Sexualisierte Gewalt im Bistum Osnabrück: Bode schützte pädophile Priester

Die Uni Osnabrück wirft dem dortigen Bistum „schwere Pflichtverletzungen“ vor: Rechte von Missbrauchsopfern wurden bis in die jüngste Zeit missachtet.

Bischof Franz-Josef Bode im Dom in Osnabrück

Muss sich viel Vorwürfe anhören: Bischof Franz-Josef Bode Foto: Friso Gentsch/dpa

BREMEN taz | Wis­sen­schaft­le­r:in­nen der Universität Osnabrück haben am Dienstag dem örtlichen Bistum und dem amtierenden Bischof Franz-Josef Bode schwere Vorwürfe gemacht. „Bis über das Jahr 2000 hinaus“ habe es schwerwiegende Pflichtverletzungen in Fällen sexualisierter Gewalt gegeben, sagte der Jura-Professor Hans Schulte-Nölke bei der Vorstellung eines Zwischenberichts zu sexualisierter Gewalt im Bistum Osnabrück. „Dadurch wurden weitere Minderjährige in Gefahr sexualisierter Gewalttaten gebracht.“

Die Rechte der Betroffenen wurden und werden bis in die jüngste Zeit oft verletzt, so die erste Bilanz der Forscher:innen. „Hingegen lassen sich in den letzten Jahren nur noch wenige Verstöße gegen Pflichten des Bistums zu Maßnahmen gegen Beschuldigte feststellen“, so Schulte Nölke.

Er leitet gemeinsam mit der Historikerin Siegrid Westphal die Untersuchungen. Das Bistum hatte sie beauftragt, Fälle sexualisierter Gewalt an Minderjährigen und schutz- oder hilfebedürftigen Erwachsenen im kirchlichen Raum seit 1945 zu untersuchen. Es stellt für das auf drei Jahre angelegte Projekt 1,3 Millionen Euro.

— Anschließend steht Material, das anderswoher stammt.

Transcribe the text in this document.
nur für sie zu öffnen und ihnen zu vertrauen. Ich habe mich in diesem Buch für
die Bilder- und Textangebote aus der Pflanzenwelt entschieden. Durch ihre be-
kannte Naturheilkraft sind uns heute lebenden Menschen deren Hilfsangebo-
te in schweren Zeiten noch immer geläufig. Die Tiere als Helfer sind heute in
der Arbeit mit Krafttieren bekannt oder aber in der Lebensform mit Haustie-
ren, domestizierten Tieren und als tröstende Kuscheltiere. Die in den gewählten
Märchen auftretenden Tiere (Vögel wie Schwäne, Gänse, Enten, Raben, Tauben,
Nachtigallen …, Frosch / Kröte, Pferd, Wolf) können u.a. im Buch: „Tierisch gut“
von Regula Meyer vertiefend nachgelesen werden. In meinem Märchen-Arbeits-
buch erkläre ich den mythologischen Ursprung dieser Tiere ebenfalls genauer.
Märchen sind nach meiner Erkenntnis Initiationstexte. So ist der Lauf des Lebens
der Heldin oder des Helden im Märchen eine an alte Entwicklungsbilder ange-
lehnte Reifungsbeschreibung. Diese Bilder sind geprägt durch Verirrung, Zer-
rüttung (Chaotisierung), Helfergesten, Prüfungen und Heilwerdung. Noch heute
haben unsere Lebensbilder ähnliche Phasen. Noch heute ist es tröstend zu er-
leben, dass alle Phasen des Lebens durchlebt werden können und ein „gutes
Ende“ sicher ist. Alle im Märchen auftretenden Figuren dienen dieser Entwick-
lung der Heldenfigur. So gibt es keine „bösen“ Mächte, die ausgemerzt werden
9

Das Bistum Osnabrück – bis 1995 gehörte auch das heutige Erzbistum Hamburg dazu –hatte vertraglich zugesichert, die Recherche uneingeschränkt zu unterstützen und den Wis­sen­schaft­le­r:in­nen freien Zugang zu allen Dokumenten zu gewähren, soweit dies rechtlich zulässig ist. Es hat laut Uni keine Möglichkeiten, Einspruch zu erheben. Ver­tre­te­r:in­nen des Bistums Osnabrück waren ausdrücklich nicht zur Vorstellung des 600-seitigen Zwischenberichts eingeladen.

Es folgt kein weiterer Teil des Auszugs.